Un pas vers la fin de l’hégémonie du dollar ?

par Laurent Herblay
mercredi 30 juillet 2014

C’est un évènement passé un peu inaperçu, mais qui représente pourtant potentiellement une avancée majeure dans la remise en cause de la suprématie monétaire étasunienne : la Chine, l’Inde, le Brésil et la Russie ont monté une banque concurrente du FMI dotée de 100 milliards de dollars.

Une remise en cause de l’impérialisme étasunien
 
« Le dollar, c’est notre monnaie mais c’est votre problème  » : c’est par cette phrase que le secrétaire d’Etat au Trésor de Richard Nixon, John Connally aurait accueilli une délégation européenne inquiète des fluctuations du dollar depuis que l’administration étasunienne avait décidé de le laisser flotter. Il faut dire que, comme le rapporte Michel Aglietta dans la Tribune, le statut du billet vert est ambigu : à la fois monnaie d’un pays mais aussi principale monnaie des échanges internationaux, capitaux comme biens. Keynes avait promu une autre organisation (avec le bancor) au sortir de la guerre, mais Washington n’était guère partageur et avait préféré capitaliser sur sa domination du moment pour pousser à la mise en place d’un système monétaire à son avantage.
 
La réforme du Système Monétaire International est un serpent de mer depuis les évènements du début des années 1970. L’euro a logiquement échoué dans sa remise en cause du dollar comme la monnaie des échanges internationaux. Les Etats-Unis bloquent toute réforme du FMI qui remettrait en cause leur suprématie (donnant de facto un droit de regard à Washington sur tout plan du FMI). Mais l’absence de prise en compte du poids grandissant des pays émergents (les BRICS cumulent 10% des droits de vote pour 24% du PIB) a fini par les pousser à créer cette Nouvelle Banque de Développement, dotée de 100 milliards de dollars, basée en Chine et présidée par un Indien, une décision qui pourrait préfigurer un nouvel ordre monétaire.

 

Vers un nouvel ordre monétaire

Il faut dire que le comportement des Etats-Unis a de quoi donner envie de casser l’organisation actuelle. Washington accumule depuis des décennies des déficits commerciaux massifs, qui sont sans conséquences étant donné que les Etats-Unis impriment la monnaie de réserve internationale. Et malgré son statut, Washington cale sa politique en fonction de ses seuls intérêts sans jamais prendre en compte les possibles retombés sur le reste de la planète. Pire, comme l’a démontré l’affaire BNP-Paribas, le dollar est un moyen pour faire de la « lex etasuniena » une loi qui déborde de ses frontières et s’impose à quiconque utilise cette monnaie au statut hybride. Mais cette affaire a peut-être joué un rôle dans la mise en place de cette banque.

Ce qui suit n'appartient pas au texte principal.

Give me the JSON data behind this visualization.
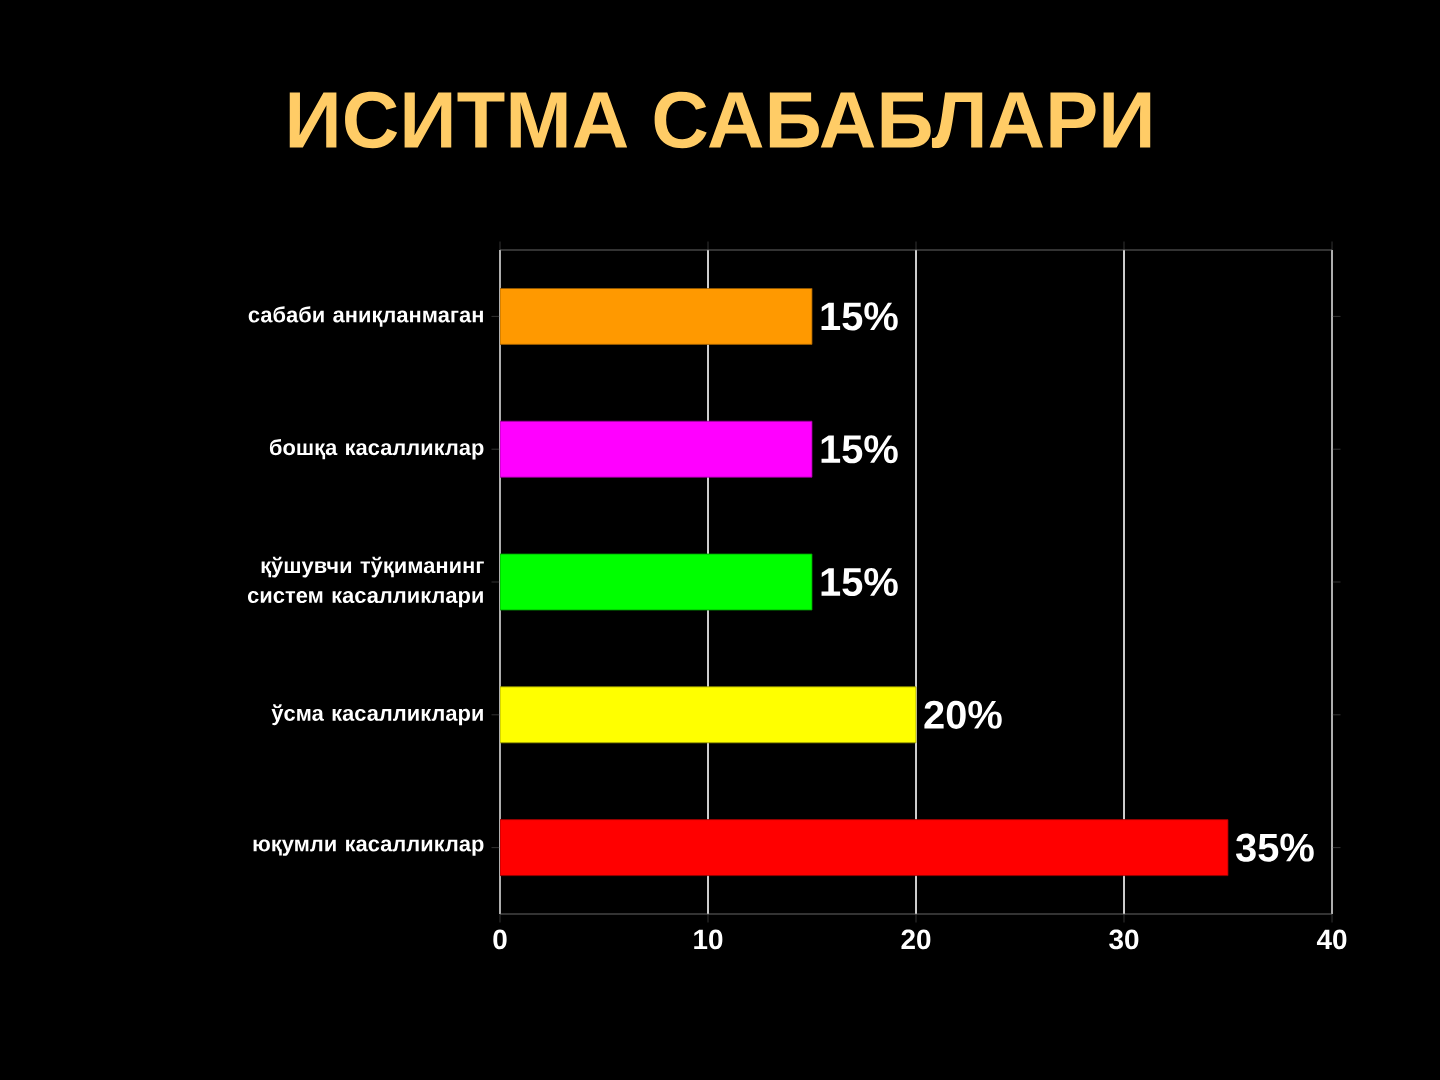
{
  "chart_data": {
    "type": "bar",
    "orientation": "horizontal",
    "title": "ИСИТМА САБАБЛАРИ",
    "categories": [
      "сабаби аниқланмаган",
      "бошқа касалликлар",
      "қўшувчи тўқиманинг систем касалликлари",
      "ўсма касалликлари",
      "юқумли касалликлар"
    ],
    "values": [
      15,
      15,
      15,
      20,
      35
    ],
    "colors": [
      "#ff9900",
      "#ff00ff",
      "#00ff00",
      "#ffff00",
      "#ff0000"
    ],
    "value_labels": [
      "15%",
      "15%",
      "15%",
      "20%",
      "35%"
    ],
    "xlim": [
      0,
      40
    ],
    "xticks": [
      0,
      10,
      20,
      30,
      40
    ],
    "grid": "x"
  }
}
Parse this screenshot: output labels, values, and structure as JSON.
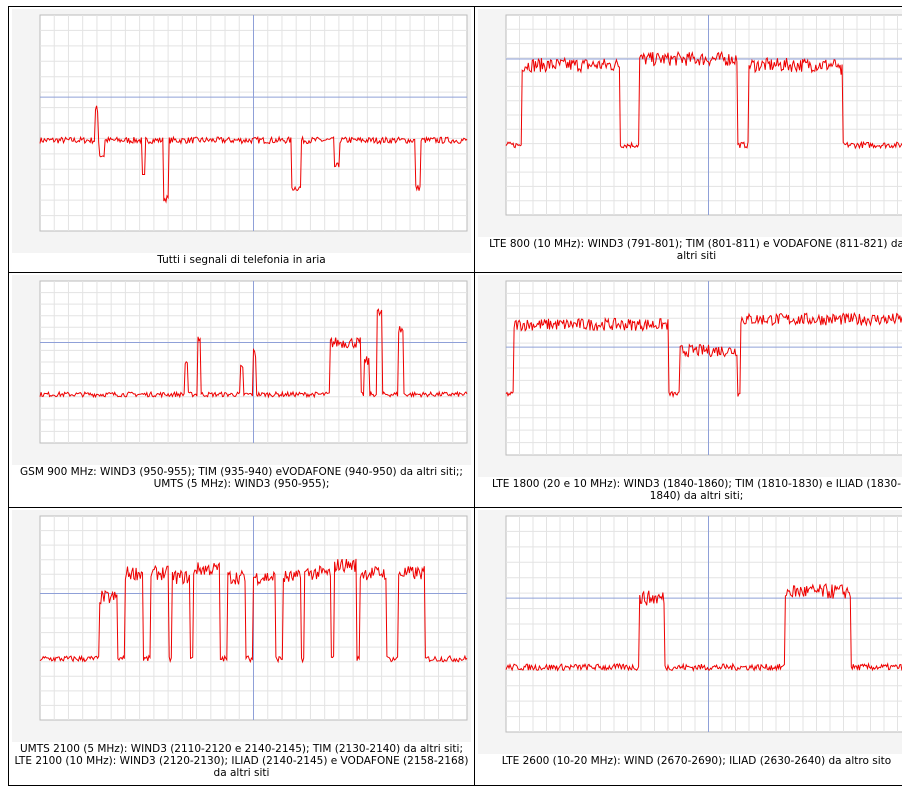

En effet, elle a montré qu’il vaut mieux chercher à utiliser le moins possible la monnaie étasunienne pour éviter son impérialisme législatif, qui ne manque pas la moindre occasion pour imposer sa loi partout dans le monde (voir le cas de PSA en Iran). Il est malheureux que les pays européens n’appuient pas l’initiative des BRICS. Car, à partir du moment où les Etats-Unis veulent garder un pouvoir démesuré sur le FMI et prennent les avantages d’avoir la monnaie de réserve mondiale sans les inconvénients, il y a urgence à faire émerger un nouveau Système Monétaire International, qui pourrait s’inspirer des propositions de Keynes du sortir de la guerre. Si les pays européens s’alliaient avec les BRICS sur ce sujet, le dollar serait remis à sa place.

Face à des pays européens trop serviles à l’égard des Etats-Unis, il n’est pas surprenant que ce soient les pays dits émergents qui remettent véritablement en cause la suprématie du dollar. Il faut espérer que l’affaire BNP Paribas pousse les européens à se joindre à eux.